12.And if their fall, etc. As he had taught us that after the Jews were repudiated, the Gentiles were introduced in their place, that he might not make the salvation of the Jews to be disliked by the Gentiles, as though their salvation depended on the ruin of the Jews, he anticipates this false notion, and lays down a sentiment of an opposite kind, that nothing would conduce more to advance the salvation of the Gentiles, than that the grace of God should flourish and abound among the Jews. To prove this, he derives an argument from the less, — “If their fall had raised the Gentiles, and their diminution had enriched them, how much more their fullness?” for the first was done contrary to nature, and the last will be done according to a natural order of things.

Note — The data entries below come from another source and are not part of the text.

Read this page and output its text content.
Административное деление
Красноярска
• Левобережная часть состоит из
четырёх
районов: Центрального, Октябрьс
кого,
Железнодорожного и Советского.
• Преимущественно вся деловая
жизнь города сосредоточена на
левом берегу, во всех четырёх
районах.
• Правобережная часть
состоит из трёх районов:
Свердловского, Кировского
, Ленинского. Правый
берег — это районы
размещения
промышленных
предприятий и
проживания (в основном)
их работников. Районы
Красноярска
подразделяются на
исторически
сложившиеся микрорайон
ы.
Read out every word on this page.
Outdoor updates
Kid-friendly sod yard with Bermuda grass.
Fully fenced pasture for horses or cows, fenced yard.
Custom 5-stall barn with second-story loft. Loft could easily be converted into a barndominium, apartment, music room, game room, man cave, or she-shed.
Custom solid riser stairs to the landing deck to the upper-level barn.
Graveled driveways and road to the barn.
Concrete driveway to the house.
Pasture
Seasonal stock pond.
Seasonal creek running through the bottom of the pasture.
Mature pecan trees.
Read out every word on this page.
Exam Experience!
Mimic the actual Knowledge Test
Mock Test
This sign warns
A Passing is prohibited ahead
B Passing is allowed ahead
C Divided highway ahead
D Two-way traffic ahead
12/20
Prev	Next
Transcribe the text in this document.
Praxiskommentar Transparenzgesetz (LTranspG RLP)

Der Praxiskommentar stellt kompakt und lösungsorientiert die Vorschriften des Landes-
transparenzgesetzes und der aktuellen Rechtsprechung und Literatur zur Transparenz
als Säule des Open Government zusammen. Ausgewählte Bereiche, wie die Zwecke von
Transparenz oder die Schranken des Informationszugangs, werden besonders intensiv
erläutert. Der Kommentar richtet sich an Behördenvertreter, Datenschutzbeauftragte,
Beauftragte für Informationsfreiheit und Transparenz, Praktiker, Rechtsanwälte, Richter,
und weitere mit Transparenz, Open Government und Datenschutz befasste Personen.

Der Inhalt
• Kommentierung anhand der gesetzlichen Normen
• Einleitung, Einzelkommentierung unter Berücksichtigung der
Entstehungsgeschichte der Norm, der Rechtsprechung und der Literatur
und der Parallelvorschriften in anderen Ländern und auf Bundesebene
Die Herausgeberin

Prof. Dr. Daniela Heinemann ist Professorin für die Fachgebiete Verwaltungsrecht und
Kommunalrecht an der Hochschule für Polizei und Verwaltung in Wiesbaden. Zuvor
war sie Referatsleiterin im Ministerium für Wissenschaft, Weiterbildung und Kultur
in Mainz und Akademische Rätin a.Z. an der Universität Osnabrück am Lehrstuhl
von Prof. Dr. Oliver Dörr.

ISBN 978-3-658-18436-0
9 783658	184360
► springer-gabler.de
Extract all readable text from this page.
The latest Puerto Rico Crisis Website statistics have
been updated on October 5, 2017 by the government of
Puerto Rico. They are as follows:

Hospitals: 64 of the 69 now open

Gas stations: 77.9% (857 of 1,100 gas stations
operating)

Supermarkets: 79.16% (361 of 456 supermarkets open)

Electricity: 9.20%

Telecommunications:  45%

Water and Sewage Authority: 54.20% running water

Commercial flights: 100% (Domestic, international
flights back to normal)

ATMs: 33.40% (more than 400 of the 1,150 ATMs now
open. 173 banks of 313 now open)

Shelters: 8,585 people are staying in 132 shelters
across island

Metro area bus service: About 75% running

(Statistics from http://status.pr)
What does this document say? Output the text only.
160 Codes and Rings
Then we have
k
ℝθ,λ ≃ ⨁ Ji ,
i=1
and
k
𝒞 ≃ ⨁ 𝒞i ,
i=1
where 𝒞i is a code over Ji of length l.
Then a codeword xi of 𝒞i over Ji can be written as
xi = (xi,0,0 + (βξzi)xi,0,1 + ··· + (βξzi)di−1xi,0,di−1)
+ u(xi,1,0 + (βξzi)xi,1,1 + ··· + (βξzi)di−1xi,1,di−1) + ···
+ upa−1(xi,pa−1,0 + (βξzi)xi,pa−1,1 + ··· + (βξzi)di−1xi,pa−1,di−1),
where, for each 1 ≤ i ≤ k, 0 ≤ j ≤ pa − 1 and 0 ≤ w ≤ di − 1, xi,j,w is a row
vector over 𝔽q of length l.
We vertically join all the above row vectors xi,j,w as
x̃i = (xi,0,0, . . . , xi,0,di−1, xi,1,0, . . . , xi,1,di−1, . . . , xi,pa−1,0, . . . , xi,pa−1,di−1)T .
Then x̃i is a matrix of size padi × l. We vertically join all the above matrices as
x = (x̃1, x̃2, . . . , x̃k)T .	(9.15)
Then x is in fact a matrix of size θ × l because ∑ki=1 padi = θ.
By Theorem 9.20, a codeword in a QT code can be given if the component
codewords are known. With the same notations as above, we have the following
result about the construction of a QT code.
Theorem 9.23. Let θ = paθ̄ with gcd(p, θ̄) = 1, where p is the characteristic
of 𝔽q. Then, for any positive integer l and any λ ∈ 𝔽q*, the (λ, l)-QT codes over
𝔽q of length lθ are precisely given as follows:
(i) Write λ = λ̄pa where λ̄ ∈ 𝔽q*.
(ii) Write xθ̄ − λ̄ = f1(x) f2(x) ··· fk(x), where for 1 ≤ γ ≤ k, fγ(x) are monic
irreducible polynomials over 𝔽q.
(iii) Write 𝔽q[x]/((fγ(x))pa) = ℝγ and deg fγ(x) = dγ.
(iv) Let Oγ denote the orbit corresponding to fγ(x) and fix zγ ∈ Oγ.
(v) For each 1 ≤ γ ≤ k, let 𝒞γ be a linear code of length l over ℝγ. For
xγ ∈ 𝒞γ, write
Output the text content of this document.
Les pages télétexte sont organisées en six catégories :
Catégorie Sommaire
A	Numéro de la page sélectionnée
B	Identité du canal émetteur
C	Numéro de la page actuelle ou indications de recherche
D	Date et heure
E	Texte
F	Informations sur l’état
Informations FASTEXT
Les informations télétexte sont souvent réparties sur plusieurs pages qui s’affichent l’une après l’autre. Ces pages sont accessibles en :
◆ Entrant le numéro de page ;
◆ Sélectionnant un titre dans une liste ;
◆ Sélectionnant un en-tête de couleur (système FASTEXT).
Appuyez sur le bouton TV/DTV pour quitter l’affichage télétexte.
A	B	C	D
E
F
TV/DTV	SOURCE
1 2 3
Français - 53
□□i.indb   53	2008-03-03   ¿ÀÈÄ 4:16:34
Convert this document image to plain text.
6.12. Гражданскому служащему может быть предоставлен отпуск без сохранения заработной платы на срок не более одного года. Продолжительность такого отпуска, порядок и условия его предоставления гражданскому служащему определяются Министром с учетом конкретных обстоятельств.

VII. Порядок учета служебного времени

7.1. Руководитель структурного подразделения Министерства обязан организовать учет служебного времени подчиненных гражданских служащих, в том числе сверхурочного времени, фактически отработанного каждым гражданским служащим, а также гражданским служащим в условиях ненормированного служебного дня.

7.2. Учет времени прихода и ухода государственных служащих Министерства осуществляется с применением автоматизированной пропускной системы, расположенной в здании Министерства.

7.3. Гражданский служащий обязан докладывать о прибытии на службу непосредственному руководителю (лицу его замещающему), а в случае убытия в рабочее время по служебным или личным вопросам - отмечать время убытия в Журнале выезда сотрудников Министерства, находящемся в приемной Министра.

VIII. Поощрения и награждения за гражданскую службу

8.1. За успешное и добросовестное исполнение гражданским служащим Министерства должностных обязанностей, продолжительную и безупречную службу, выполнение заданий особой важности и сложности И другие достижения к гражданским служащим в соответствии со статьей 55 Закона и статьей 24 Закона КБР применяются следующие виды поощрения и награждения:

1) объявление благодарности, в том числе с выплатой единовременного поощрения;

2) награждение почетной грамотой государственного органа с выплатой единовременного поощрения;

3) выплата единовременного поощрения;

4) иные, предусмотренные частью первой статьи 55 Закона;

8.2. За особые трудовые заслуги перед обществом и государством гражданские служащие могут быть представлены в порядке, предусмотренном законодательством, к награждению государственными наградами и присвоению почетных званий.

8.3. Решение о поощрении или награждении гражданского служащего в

And it is no objection to this reasoning, that the word of God had flowed to the Gentiles, after the Jews had rejected, and, as it were, cast it from them; for if they had received it, their faith would have brought forth much more fruit than their unbelief had occasioned; for the truth of God would have been thereby confirmed by being accomplished in them, and they also themselves would have led many by their teaching, whom they, on the contrary, by their perverseness, had turned aside.

Now he would have spoken more strictly correct, if, to the fall, he had opposed rising: (351) of this I remind you, that no one may expect here an adorned language, and may not be offended with this simple mode of speaking; for these things were written to mold the heart and not the tongue.